Vício Maldito, no original Le Désorde et la Nuit, de 1958, é um dos três filmes que reuniram Jean Gabin e Danielle Darrieux, dois monstros sagrados do cinema francês. E é um dos 14 – incrível: 14! – filmes que o grande ator fez com o diretor Gilles Grangier.
É um policial, um noir. Gabin faz um inspetor de polícia encarregado de investigar o assassinato de um dono de boate parisiense, que é também traficante de drogas e explora prostituição. Fica conhecendo a amante da vítima, uma jovem lindíssima (o papel da austríaca Nadja Tiller) – e, de repente, num estalo, é amor à primeira vista, policial e prostituta viciada se apaixonam perdidamente.
Não é um bom filme, de forma alguma, na minha opinião. Me pareceu uma absoluta porcaria.
Mas é noir, é Gabin, tem Danielle Darrieux, tem essa fantástica beleza de Nadja Tiller. Assim, a partir do filme, fui atrás de informações e fiquei conhecendo um pouco desse diretor de quem nunca tinha ouvido falar, mas tem produção vasta. Não teve o reconhecimento amplo da crítica, muito ao contrário, mas, aparentemente, está tendo agora defensores, que pedem uma reavaliação de sua obra.
Grangier era tido como diretor de filmes comerciais
Gilles Grangier nasceu em Paris em 1911, e morreu em 1996, pouco antes de fazer 85 anos. Começou a trabalhar com cinema ainda garoto, na área técnica, depois teve experiência como extra e dublê e como assistente de direção. Estreou na direção em 1943, e realizou cerca de 50 filmes – em metade deles, foi também um dos roteiristas.
Um dos profissionais que dividiram roteiros com ele foi Michel Audiard (1820-1985), crítico, jornalista e escritor prolífico, tido como um especialista na redação de diálogos. Os diálogos deste Vício Maldito são dele; o roteiro é assinado pelo diretor Grangier, Audiard e Jacques Robert, este último autor do livro em que o filme se baseia.

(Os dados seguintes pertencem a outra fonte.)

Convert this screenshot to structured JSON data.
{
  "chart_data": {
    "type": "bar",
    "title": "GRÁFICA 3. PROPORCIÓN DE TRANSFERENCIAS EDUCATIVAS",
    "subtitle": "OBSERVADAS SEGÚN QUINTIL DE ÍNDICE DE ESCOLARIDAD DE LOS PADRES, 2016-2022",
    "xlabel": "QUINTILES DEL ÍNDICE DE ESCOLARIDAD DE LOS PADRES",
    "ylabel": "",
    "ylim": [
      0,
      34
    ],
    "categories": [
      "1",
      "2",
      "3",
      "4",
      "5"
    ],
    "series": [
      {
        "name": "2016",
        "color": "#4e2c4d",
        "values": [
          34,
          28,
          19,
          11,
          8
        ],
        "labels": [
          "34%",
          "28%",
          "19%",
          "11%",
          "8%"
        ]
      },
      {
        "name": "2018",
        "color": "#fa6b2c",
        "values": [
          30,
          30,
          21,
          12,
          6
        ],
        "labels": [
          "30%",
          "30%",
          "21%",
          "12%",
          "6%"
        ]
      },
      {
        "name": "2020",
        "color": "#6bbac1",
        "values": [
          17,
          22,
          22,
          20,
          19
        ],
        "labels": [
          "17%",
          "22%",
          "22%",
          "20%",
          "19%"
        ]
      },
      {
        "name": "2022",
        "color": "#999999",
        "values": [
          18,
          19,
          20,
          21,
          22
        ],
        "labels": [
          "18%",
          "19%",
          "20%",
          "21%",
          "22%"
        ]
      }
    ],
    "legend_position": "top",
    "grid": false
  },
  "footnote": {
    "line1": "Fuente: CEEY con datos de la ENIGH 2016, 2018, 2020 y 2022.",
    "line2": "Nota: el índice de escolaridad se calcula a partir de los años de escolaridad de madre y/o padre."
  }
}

Os filmes de Gilles Grangier tinham muito sucesso popular – e muito certamente a pecha de “autor de filmes populares” é um dos motivos que explicam seu insucesso entre os críticos. Pelo jeito, os jovens cinéfilos e críticos dos Cahiers du Cinéma que se tornaram cineastas na época em Vício Maldito foi lançado, final dos anos 1950 – François Truffaut, Jean-Luc Godard, Claude Chabrol, Eric Rohmer, Jacques Rivette – menosprezavam Grangier. Ele era tido como diretor de filmes comerciais – um representante do cinema velho contra o qual aqueles jovens criaram a nova onda, a nouvelle vague
O grande estudioso e crítico Jean Tulard, em seu Dicionário de Cinema – Os Diretores, dedica pouquíssimas linhas a Grangier. Traz a relação de seus filmes – e a relação dos títulos dos filmes é umas cinco ou seis vezes maior que as linhas que falam do realizador e sua obra. Transcrevo:
“Alguns bons filmes policiais (Danger de Mort, Assassinato em Montmartre, Barragem do Vício, Um Cave) redimem a mediocridade do conjunto (A Velha Guarda, O Marido de Minha Mulher) de uma produção desprovida de toda e qualquer ambição, mas de sucessos comerciais.”
Uau! É de fato arrasador. (Os títulos em francês aí no verbete de Jean Tulard indicam que aqueles filmes não tiveram lançamento comercial no Brasil.)
O grande Tavernier defende a obra do diretor
O Dicionário de Cineastas de Rubens Ewald Filho também tem um verbete bem pequeno sobre Grangier – e a longa lista de seus filmes. Diz ele, ao final do texto: “Técnico competente sempre a serviço de um astro”.
É impressionante como de fato Gilles Grangier não teve reconhecimento da crítica. O ótimo livro The International Dictionary of Films and Filmakers – Directors, de Christopher Lyon, não traz verbete sobre ele. E o livro Le Cinéma Français 1960-1985, Éditions Atlas, também não fala dele.
No entanto, para acompanhar o filme em DVD, foi feito um documentário de cerca de 25 minutos, A Pérola do Film Noir, com diversas pessoas elogiando a obra de Grangier. Um de seus defensores ferrenhos é o grande Bertrand Tavernier. Diz Tavernier: “Gilles Grangier é um diretor que qualificamos de artesão – em tudo que essa palavra tem de nobre, e não de restritivo.”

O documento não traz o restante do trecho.